Segundo a primeira reportagem, telefonemas do ministro das Comunicações, Luiz Carlos Mendonça de Barros, foram gravados. Algus deles contendo inclusive conversas com o presidente Fernando Henrique. Na segunda reportagem, o então candidato do PPB ao governo de São Paulo, Paulo Maluf, teria oferecido ao presidente de honra do PT, Luiz Inácio Lula da Silva, documentos que provariam que Fernando Henrique, o governador tucano Mário Covas, e o ministro da Saúde, José Serra, além do ministro Sérgio Motta, morto em abril, seriam sócios de uma firma instalada nas Ilhas Cayman.

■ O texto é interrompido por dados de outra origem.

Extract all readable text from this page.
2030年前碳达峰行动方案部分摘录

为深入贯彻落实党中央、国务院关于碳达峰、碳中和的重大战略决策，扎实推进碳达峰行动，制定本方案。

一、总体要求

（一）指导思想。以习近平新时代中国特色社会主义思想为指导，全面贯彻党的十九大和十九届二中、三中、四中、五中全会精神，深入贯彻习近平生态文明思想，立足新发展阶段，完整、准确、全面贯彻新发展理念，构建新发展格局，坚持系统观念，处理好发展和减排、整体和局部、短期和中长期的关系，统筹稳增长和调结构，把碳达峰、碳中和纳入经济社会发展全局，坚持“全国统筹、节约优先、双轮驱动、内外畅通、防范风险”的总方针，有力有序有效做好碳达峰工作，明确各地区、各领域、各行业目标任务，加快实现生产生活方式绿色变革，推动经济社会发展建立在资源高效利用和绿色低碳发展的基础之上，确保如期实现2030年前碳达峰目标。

Segundo o líder do PT, só o Ministério Público, com a ajuda da Polícia Federal, terá condições de investigar os fatos de forma confiável já que Agência Brasileira de Inteligência (Abin), subordinada a Casa Militar, sequer foi criada. ‘‘Eles conseguiram encontrar as fitas, mas até agora não localizaram o responsável pelos grampos’’, critica Deda.
‘‘O governo não investiga o próprio Governo’’. Em relação aos documentos, ele lembra que eles foram obtidos pela campanha de Paulo Maluf. ‘‘Ou seja, alguém pagou pelos documentos, o que torna mais fácil localizar o chantagista’’, insinua Déda.